Nel 2012, la società Commodore Usa provò a riproporre sul mercato l’amato Amiga con una versione Mini che, però, si rivelò un autentico fallimento. Infatti, a differenza di quanto dovrebbe accadere con Retro Games Ltd e Cloanto, il dispositivo tecnologico non aveva nulla in comune con gli storici computer Anni ’80, ma puntò soprattutto a sfruttare la leggenda del nome e del marchio per introdurre sul mercato un prodotto decisamente di nicchia ma, allo stesso tempo, poco funzionale.

L’Amiga Mini di Commodore Usa costava ben 1.900 dollari e venne etichettato come un tentativo di imitazione mal riuscito del Mac Mini.
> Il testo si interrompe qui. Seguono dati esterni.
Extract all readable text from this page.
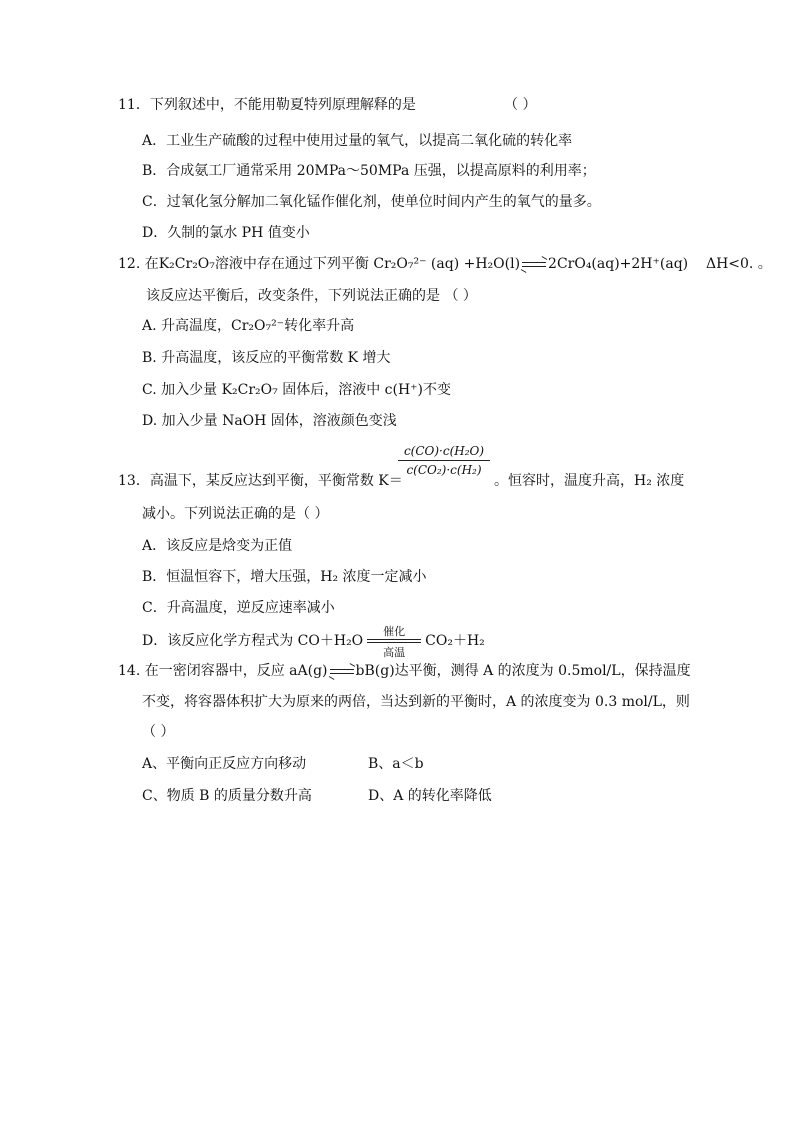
11．下列叙述中，不能用勒夏特列原理解释的是	（ ）
A．工业生产硫酸的过程中使用过量的氧气，以提高二氧化硫的转化率
B．合成氨工厂通常采用 20MPa～50MPa 压强，以提高原料的利用率；
C．过氧化氢分解加二氧化锰作催化剂，使单位时间内产生的氧气的量多。
D．久制的氯水 PH 值变小
12. 在K₂Cr₂O₇溶液中存在通过下列平衡 Cr₂O₇²⁻ (aq) +H₂O(l) 2CrO₄(aq)+2H⁺(aq) ΔH<0. 。
该反应达平衡后，改变条件，下列说法正确的是 （ ）
A. 升高温度，Cr₂O₇²⁻转化率升高
B. 升高温度，该反应的平衡常数 K 增大
C. 加入少量 K₂Cr₂O₇ 固体后，溶液中 c(H⁺)不变
D. 加入少量 NaOH 固体，溶液颜色变浅
$\frac{\text{c(CO)·c(H₂O)}}{\text{c(CO₂)·c(H₂)}}$
13．高温下，某反应达到平衡，平衡常数 K＝	。恒容时，温度升高，H₂ 浓度
减小。下列说法正确的是（ ）
A．该反应是焓变为正值
B．恒温恒容下，增大压强，H₂ 浓度一定减小
C．升高温度，逆反应速率减小
D．该反应化学方程式为 CO＋H₂O
催化
高温
CO₂＋H₂
14. 在一密闭容器中，反应 aA(g) bB(g)达平衡，测得 A 的浓度为 0.5mol/L，保持温度
不变，将容器体积扩大为原来的两倍，当达到新的平衡时，A 的浓度变为 0.3 mol/L，则
（ ）
A、平衡向正反应方向移动	B、a＜b
C、物质 B 的质量分数升高	D、A 的转化率降低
Realizzato in scocca di alluminio, il dispositivo conteneva una serie di caratteristiche decisamente di ultima generazione che avevano poco o nulla a che vedere con gli illustri predecessori. Nel tentativo di stimolare l’effetto nostalgia degli appassionati, venne introdotto un sistema operativo Linux che, però, risultò decisamente inadatto alle peculiarità dell’intero prototipo.

Amiga Mini del 2012, del resto, rispecchiò la scelta aziendale di Commodore Usa di ripresentare computer degli Anni ’80 come Commodore 64 e VIC 20 con modelli decisamente da collezione e molto costosi che cercavano di invogliare il pubblico all’acquisto, dietro il ricorso a nomi molto amati del passato. Ci si augura, a questo punto, che l’Amiga Mini che dovrebbe essere proposto dal connubio Cloanto-Retro Games Ltd sia decisamente più accessibile e, soprattutto, che rappresenti il giusto mix tra il mito degli Anni ’80 e gli ultimi ritrovati della tecnologia.

Amiga Mini: il flop di Commodore Usa.
Amiga Mini: il flop di Commodore Usa.